Berufung angekündigt

Der Anwalt der Eltern erklärte, seine Mandanten seien «sehr enttäuscht» von dem Urteil. Er kündigte erneut Berufung an. Der Vorsitzende Richter Mark Hedley entschied, im Falle eines erneuten Atemstillstandes dürften die Ärzte im Spital von Portsmouth zwar helfend eingreifen, das Mädchen aber nicht künstlich beatmen.

Er habe zum jetzigen Zeitpunkt eine Entscheidung gefällt, um einen Konflikt zwischen Ärzten und Eltern in dem Moment zu vermeiden, wo das Kleinkind möglicherweise eine lebensgefährliche Krise erleide.

Richter Hedley anerkannte zugleich, dass sich Charlottes Zustand in den vergangenen Monaten leicht gebessert habe. Er freue sich, dass das Mädchen den Winter überlebt habe und inzwischen auf laute Geräusche reagiere sowie zumindest ansatzweise die Bewegung eines bunten Spielzeugs verfolgen könne.

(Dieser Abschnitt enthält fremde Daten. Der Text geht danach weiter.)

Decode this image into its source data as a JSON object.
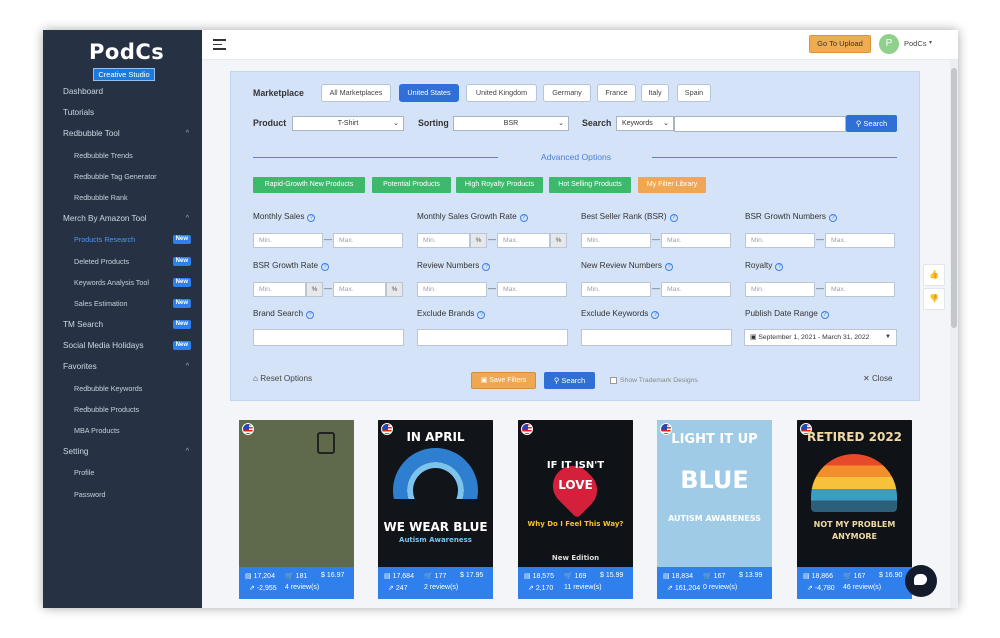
{
  "brand": {
    "title": "PodCs",
    "subtitle": "Creative Studio"
  },
  "sidebar": {
    "items": [
      {
        "label": "Dashboard",
        "level": "top"
      },
      {
        "label": "Tutorials",
        "level": "top"
      },
      {
        "label": "Redbubble Tool",
        "level": "top",
        "chevron": "^"
      },
      {
        "label": "Redbubble Trends",
        "level": "sub"
      },
      {
        "label": "Redbubble Tag Generator",
        "level": "sub"
      },
      {
        "label": "Redbubble Rank",
        "level": "sub"
      },
      {
        "label": "Merch By Amazon Tool",
        "level": "top",
        "chevron": "^"
      },
      {
        "label": "Products Research",
        "level": "sub",
        "badge": "New",
        "active": true
      },
      {
        "label": "Deleted Products",
        "level": "sub",
        "badge": "New"
      },
      {
        "label": "Keywords Analysis Tool",
        "level": "sub",
        "badge": "New"
      },
      {
        "label": "Sales Estimation",
        "level": "sub",
        "badge": "New"
      },
      {
        "label": "TM Search",
        "level": "top",
        "badge": "New"
      },
      {
        "label": "Social Media Holidays",
        "level": "top",
        "badge": "New"
      },
      {
        "label": "Favorites",
        "level": "top",
        "chevron": "^"
      },
      {
        "label": "Redbubble Keywords",
        "level": "sub"
      },
      {
        "label": "Redbubble Products",
        "level": "sub"
      },
      {
        "label": "MBA Products",
        "level": "sub"
      },
      {
        "label": "Setting",
        "level": "top",
        "chevron": "^"
      },
      {
        "label": "Profile",
        "level": "sub"
      },
      {
        "label": "Password",
        "level": "sub"
      }
    ]
  },
  "header": {
    "upload_label": "Go To Upload",
    "avatar_letter": "P",
    "user_name": "PodCs",
    "user_caret": "▾"
  },
  "filters": {
    "marketplace_label": "Marketplace",
    "marketplaces": [
      "All Marketplaces",
      "United States",
      "United Kingdom",
      "Germany",
      "France",
      "Italy",
      "Spain"
    ],
    "active_marketplace": "United States",
    "product_label": "Product",
    "product_value": "T-Shirt",
    "sorting_label": "Sorting",
    "sorting_value": "BSR",
    "search_label": "Search",
    "search_type": "Keywords",
    "search_button": "Search",
    "advanced_label": "Advanced Options",
    "quick_tags": [
      "Rapid-Growth New Products",
      "Potential Products",
      "High Royalty Products",
      "Hot Selling Products",
      "My Filter Library"
    ],
    "min_placeholder": "Min.",
    "max_placeholder": "Max.",
    "percent": "%",
    "range_sep": "—",
    "fields": {
      "monthly_sales": "Monthly Sales",
      "monthly_sales_growth": "Monthly Sales Growth Rate",
      "bsr": "Best Seller Rank (BSR)",
      "bsr_growth_numbers": "BSR Growth Numbers",
      "bsr_growth_rate": "BSR Growth Rate",
      "review_numbers": "Review Numbers",
      "new_review_numbers": "New Review Numbers",
      "royalty": "Royalty",
      "brand_search": "Brand Search",
      "exclude_brands": "Exclude Brands",
      "exclude_keywords": "Exclude Keywords",
      "publish_date_range": "Publish Date Range"
    },
    "date_range_value": "September 1, 2021 - March 31, 2022",
    "reset_label": "Reset Options",
    "save_label": "Save Filters",
    "search2_label": "Search",
    "show_tm_label": "Show Trademark Designs",
    "close_label": "Close"
  },
  "products": [
    {
      "bsr": "17,204",
      "sales": "181",
      "price": "$ 16.97",
      "growth": "-2,955",
      "reviews": "4 review(s)",
      "bg": "#5f6a4a",
      "text1": "",
      "text2": ""
    },
    {
      "bsr": "17,684",
      "sales": "177",
      "price": "$ 17.95",
      "growth": "247",
      "reviews": "2 review(s)",
      "bg": "#111418",
      "text1": "IN APRIL",
      "text2": "WE WEAR BLUE",
      "text3": "Autism Awareness"
    },
    {
      "bsr": "18,575",
      "sales": "169",
      "price": "$ 15.99",
      "growth": "2,170",
      "reviews": "11 review(s)",
      "bg": "#0f1216",
      "text1": "IF IT ISN'T",
      "text2": "LOVE",
      "text3": "Why Do I Feel This Way?",
      "text4": "New Edition"
    },
    {
      "bsr": "18,834",
      "sales": "167",
      "price": "$ 13.99",
      "growth": "161,204",
      "reviews": "0 review(s)",
      "bg": "#9fcbe6",
      "text1": "LIGHT IT UP",
      "text2": "BLUE",
      "text3": "AUTISM AWARENESS"
    },
    {
      "bsr": "18,866",
      "sales": "167",
      "price": "$ 16.90",
      "growth": "-4,780",
      "reviews": "46 review(s)",
      "bg": "#0f1216",
      "text1": "RETIRED 2022",
      "text2": "NOT MY PROBLEM",
      "text3": "ANYMORE"
    }
  ]
}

Das Leben des kleinen Mädchens könne deshalb nicht länger als unerträglich bezeichnet werden, sagte Hedley. Dennoch habe ihn die Mehrheitsmeinung der Ärzte überzeugt, wonach Charlotte unheilbar krank sei. Ihr Kopf sei mit eineinhalb Jahren so klein wie der eines Neugeborenen.

Überprüfung möglich

Der Richter, ein gläubiger Christ wie die Eltern, betonte, er werde sein Urteil zum gegebenen Zeitpunkt - möglicherweise im Oktober - nochmals auf den Prüfstand stellen.

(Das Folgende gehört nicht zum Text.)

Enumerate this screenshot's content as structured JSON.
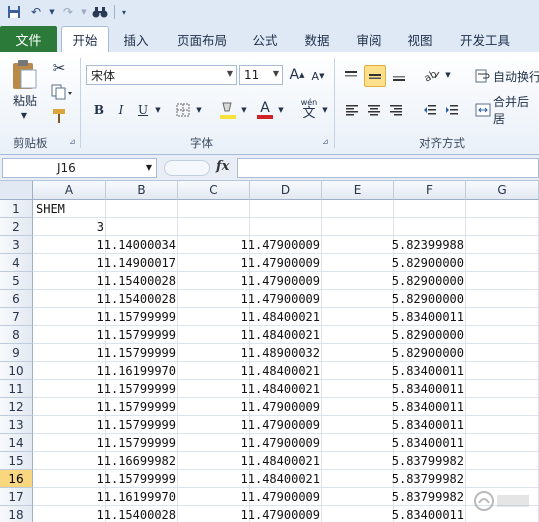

Der Anwalt der Eltern, Richard Stein, begrüsste im Namen der 23 Jahre alten Mutter und ihres zehn Jahre älteren Mannes ausdrücklich die Möglichkeit, in Berufung zu gehen.

Charlotte hat das Spital seit ihrer Geburt im Oktober 2003 nie verlassen können. Sie lebt in einem Brutkasten, wird mit Sauerstoff versorgt und über eine Sonde ernährt. Das Mädchen, das neben schweren Atem- auch Nieren- und neurologische Probleme hat, musste bereits mehrmals wiederbelebt werden.